Note: The exact URL path (/cgi-bin/webproc) and POST parameter names (cmd, dest_ip) are illustrative. These would need to be identified through network traffic analysis of the router's web interface or by reverse-engineering the firmware.

Detection and Mitigation: Fortifying Your Network Edge

Given that CVE-2019-19356 is actively exploited, proactive defense is paramount.

Detection Strategies:

• Web Server Log Analysis: Scrutinize web server access logs for unusual POST requests targeting diagnostic functionalities. Look for the presence of shell metacharacters (;, |, &, $(), `) within parameters that should exclusively contain hostnames or IP addresses. Specifically, monitor requests to endpoints like /cgi-bin/webproc or similar.
• Network Traffic Monitoring:
  • Outbound Connections: Monitor for unexpected outbound network connections from the router to unknown or known malicious IP addresses. This is a strong indicator of a successful payload download (wget or curl).
  • DNS Queries: Observe for unusual DNS queries originating from the router, especially if they point to suspicious domains or resolve to IP addresses associated with command-and-control (C2) infrastructure.
  • Traffic Patterns: Look for anomalies in traffic patterns that might indicate a reverse shell connection being established.
• Process Auditing (If Available): If the router's firmware offers any form of command execution logging or process monitoring, look for suspicious parent-child process relationships. For instance, the web server process spawning a shell (sh, bash) which then executes utilities like wget, curl, or nc.
• Intrusion Detection/Prevention Systems (IDS/IPS): Deploy IDS/IPS signatures specifically designed to detect OS command injection patterns in HTTP traffic.

Mitigation Measures:

1. Firmware Updates: This is the most critical defense. Ensure your Netis WF2419 router is running the latest available firmware. Vendors must implement robust input validation and sanitization for all user-supplied data passed to system commands. If no patch is available, consider replacing the device.
2. Strong Credential Management: Enforce strong, unique administrator passwords for the router's web interface. Avoid default credentials entirely. Implement a policy for regular password changes.
3. Network Segmentation & Access Control: Restrict access to the router's management interface.

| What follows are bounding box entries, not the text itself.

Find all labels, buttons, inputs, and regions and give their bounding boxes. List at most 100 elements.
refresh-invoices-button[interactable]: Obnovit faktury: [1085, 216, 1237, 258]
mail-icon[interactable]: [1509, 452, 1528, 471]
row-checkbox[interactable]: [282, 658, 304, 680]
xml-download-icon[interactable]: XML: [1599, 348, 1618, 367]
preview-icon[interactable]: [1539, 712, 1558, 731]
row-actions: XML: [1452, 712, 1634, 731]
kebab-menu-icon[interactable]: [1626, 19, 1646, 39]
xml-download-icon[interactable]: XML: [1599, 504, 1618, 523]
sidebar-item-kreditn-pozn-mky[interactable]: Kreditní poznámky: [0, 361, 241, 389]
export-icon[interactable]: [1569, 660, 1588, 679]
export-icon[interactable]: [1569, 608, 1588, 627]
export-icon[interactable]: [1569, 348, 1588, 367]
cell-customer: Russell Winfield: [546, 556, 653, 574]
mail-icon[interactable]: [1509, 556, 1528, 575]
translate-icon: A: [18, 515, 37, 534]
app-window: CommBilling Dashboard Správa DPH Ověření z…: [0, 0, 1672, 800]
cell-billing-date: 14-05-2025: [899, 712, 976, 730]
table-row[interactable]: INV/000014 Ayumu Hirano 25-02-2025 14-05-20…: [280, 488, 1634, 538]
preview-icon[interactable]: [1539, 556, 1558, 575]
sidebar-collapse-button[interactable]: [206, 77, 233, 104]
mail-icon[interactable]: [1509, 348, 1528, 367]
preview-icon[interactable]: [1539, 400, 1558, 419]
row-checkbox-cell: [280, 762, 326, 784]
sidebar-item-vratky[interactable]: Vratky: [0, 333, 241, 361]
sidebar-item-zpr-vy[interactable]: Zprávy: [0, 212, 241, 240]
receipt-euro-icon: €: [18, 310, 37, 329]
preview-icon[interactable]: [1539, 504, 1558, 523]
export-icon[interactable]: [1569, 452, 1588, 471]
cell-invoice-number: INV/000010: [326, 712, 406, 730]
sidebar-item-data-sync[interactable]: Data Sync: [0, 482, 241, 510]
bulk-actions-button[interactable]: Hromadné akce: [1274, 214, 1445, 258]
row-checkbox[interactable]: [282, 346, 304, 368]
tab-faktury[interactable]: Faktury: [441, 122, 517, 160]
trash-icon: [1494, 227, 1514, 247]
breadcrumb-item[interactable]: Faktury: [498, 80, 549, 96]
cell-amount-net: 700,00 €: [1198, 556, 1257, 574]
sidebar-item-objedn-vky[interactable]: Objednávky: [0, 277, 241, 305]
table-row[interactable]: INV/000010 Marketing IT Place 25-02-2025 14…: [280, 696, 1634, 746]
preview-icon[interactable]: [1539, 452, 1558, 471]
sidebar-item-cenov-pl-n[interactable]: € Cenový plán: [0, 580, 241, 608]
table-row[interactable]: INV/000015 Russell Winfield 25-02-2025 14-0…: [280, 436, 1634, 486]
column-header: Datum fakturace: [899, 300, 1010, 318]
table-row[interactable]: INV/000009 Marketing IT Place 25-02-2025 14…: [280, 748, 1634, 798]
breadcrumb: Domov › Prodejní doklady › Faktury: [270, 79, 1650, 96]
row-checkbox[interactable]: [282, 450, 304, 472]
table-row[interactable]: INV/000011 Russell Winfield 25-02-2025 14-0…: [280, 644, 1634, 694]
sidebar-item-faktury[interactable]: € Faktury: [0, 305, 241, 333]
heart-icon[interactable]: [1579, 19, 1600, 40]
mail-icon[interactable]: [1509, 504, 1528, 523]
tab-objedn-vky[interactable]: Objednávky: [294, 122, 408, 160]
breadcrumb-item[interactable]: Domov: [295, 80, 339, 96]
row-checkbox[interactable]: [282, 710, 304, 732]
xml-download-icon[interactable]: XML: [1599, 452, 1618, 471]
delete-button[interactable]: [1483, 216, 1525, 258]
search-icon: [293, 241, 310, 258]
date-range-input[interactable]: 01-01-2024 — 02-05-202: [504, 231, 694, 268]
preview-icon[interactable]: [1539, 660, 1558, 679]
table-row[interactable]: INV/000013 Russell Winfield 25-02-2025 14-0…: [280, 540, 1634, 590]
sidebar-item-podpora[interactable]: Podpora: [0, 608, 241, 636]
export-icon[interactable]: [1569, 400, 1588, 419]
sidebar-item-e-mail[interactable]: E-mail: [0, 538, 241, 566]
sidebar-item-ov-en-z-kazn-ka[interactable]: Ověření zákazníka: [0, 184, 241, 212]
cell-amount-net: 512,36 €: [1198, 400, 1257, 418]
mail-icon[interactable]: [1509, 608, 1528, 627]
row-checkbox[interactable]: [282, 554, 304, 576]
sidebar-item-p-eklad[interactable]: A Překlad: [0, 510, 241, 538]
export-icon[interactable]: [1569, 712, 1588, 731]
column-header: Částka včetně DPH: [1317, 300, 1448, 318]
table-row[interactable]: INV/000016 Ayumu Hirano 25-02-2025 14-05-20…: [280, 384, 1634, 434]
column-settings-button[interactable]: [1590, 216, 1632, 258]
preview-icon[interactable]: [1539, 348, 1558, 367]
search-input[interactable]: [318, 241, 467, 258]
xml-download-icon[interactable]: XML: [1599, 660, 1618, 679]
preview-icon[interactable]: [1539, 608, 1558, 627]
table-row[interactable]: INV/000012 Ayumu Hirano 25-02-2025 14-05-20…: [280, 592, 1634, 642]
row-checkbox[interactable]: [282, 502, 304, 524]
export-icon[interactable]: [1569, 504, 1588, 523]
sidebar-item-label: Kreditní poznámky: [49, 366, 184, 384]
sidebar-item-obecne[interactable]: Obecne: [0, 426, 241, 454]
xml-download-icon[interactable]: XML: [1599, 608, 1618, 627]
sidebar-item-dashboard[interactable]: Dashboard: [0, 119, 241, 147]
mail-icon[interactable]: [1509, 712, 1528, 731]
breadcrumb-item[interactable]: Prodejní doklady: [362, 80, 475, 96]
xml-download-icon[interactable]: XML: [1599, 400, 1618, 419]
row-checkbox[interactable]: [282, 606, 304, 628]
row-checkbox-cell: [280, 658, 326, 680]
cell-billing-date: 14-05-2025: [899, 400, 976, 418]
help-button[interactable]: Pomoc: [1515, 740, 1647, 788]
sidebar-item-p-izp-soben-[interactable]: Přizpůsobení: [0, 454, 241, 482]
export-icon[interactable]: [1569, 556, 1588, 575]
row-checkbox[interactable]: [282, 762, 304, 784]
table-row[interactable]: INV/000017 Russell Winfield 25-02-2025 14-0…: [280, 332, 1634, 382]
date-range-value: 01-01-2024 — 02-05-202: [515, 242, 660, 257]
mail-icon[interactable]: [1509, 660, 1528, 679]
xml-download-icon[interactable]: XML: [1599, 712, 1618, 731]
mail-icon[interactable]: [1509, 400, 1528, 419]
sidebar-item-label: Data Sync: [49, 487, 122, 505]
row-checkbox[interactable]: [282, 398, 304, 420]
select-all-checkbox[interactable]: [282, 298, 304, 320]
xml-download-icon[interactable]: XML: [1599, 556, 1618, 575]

If possible, configure firewall rules to only allow access from trusted internal IP addresses or subnets. Avoid exposing the web management interface directly to the internet.
4. Disable Unnecessary Services: If the tracert utility or other web-based administrative features are not actively used, consider disabling them if the router's firmware provides this option.
5. Endpoint Security: While this vulnerability affects the router, ensure that endpoints on the network are also secured with up-to-date antivirus and EDR solutions, as compromised endpoints could be used to gain initial access to the router's management interface.

References

• NVD Record: https://nvd.nist.gov/vuln/detail/CVE-2019-19356
• MITRE CVE Record: https://www.cve.org/CVERecord?id=CVE-2019-19356
• CISA KEV Catalog: https://www.cisa.gov/known-exploited-vulnerabilities-catalog
• Packet Storm Security Advisory: http://packetstormsecurity.com/files/156588/Netis-WF2419-2.2.36123-Remote-Code-Execution.html

This content is for defensive security training and authorized validation only.